Selain tahan gempa dan membantu akselerasi pembangunan rumah lewat Program Sejuta Rumah, tentunya hal penting yang perlu ditanyakan adalah bagaimana prospek RISHA dalam industri properti Indonesia?

Lembaga konsultan properti Knight Frank Indonesia menilai ‘Value’ material, struktur dan desain tahan gempa dari konsep RISHA ini dapat dijadikan sebagai poin adaptasi yang dapat diadopsi oleh para pelaku properti dalam mengembangkan kawasan hunian di wilayah dengan risiko gempa bumi.

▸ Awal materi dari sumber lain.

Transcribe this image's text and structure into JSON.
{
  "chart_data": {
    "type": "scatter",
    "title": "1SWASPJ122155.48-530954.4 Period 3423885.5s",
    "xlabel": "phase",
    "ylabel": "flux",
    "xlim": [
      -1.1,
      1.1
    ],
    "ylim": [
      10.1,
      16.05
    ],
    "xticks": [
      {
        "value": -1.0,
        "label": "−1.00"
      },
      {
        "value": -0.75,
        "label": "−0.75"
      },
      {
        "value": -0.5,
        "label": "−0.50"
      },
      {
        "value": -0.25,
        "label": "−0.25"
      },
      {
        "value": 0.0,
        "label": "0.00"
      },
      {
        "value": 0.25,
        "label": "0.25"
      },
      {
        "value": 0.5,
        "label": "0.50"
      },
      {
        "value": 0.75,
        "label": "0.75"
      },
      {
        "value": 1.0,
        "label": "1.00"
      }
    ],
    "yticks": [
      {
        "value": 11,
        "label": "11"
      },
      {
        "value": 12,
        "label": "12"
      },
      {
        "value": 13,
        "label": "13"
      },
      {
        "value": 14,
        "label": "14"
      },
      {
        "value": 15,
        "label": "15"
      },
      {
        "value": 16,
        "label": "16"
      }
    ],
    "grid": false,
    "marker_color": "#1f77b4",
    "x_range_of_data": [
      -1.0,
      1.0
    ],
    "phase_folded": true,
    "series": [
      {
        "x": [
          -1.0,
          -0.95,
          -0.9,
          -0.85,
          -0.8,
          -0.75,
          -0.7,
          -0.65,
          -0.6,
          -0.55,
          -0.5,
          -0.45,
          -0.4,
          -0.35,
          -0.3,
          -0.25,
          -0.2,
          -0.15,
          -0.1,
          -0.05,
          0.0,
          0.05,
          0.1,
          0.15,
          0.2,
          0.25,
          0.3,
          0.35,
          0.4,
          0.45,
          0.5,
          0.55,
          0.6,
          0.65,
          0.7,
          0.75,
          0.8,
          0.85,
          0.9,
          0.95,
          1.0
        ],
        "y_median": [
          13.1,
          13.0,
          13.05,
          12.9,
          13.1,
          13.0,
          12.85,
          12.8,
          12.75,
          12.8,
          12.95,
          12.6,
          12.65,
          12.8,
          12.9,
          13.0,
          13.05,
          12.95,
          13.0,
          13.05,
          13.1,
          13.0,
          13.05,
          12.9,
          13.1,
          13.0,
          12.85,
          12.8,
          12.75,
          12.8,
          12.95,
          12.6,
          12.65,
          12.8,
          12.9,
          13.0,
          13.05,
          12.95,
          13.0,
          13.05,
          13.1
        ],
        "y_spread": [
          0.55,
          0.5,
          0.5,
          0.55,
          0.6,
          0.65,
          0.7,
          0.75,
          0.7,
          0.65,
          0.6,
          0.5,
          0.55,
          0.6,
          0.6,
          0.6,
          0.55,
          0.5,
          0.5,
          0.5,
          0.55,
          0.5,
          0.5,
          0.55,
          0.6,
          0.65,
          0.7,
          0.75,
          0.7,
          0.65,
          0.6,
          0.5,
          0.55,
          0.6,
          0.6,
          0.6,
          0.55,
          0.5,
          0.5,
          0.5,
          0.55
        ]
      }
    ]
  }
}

Konsepsi bangunan tahan gempa, adalah salah satu rambu yang perlu dikenali oleh pengembang dalam membangun kawasan hunian. Dengan mengenali fisik wilayah yang akan dikembangkan, umumnya pengembang akan menggali keterbatasan fisik wilayah dan mengantisipasinya dalam wujud inovasi desain hunian dan infrastruktur lingkungan.

Pada dasarnya menjadikan bangunan tahan gempa dikenali dan diminati oleh masyarakat, menjadi tanggung jawab bersama dari seluruh pemangku kepentingan dalam sektor properti. Pemangku kepentingan memiliki tanggung jawab dalam proses edukasi masyarakat untuk beradaptasi terhadap bencana, dalam hal ini khususnya memahami karakter bangunan yang dibutuhkan di kawasan dengan risiko bencana/gempa.

RISHA atau Rumah Instan Sederhana Sehat, adalah salah satu model bangunan yang dikenalkan oleh Kementerian PUPR sebagai bangunan/rumah tahan gempa, dengan teknologi knock down dengan berkerangka baja ringan. Inovasi sangat dibutuhkan untuk memastikan bahwa hunian tidak hanya menjadi shelter bagi penghuninya dari hujan dan panas matahari, tetapi juga dari bencana alam, seperti gempa.

Baca juga: Puluhan rumah dan empat fasilitas umum rusak akibat gempa Halut

Dengan demikian dapat disimpulkan bahwa RISHA sebagai inovasi anak negeri dalam menghadapi rumah tahan gempa memiliki sejumlah keunggulan. Pertama, Mudah dibangun mengingat RISHA mengadopsi teknologi knock down sehingga pembangunannya hanya tinggal merakit komponen-komponen yang ada.

Kedua, RISHA juga membantu masyarakat MBR memiliki rumah dengan mudah, dan terakhir prospek RISHA dalam industri properti Indonesia menguntungkan karena dapat diadopsi oleh pengembang dalam membangun kawasan hunian di wilayah-wilayah rawan bencana.

Baca juga: Masyarakat Sumba diminta bangun rumah tahan gempa

Selain memang dibutuhkan untuk menutupi angka backlog perumahan yang semakin meningkat, rumah tahan gempa juga dinilai sesuai dengan lanskap industri properti Indonesia yang rawan bencana.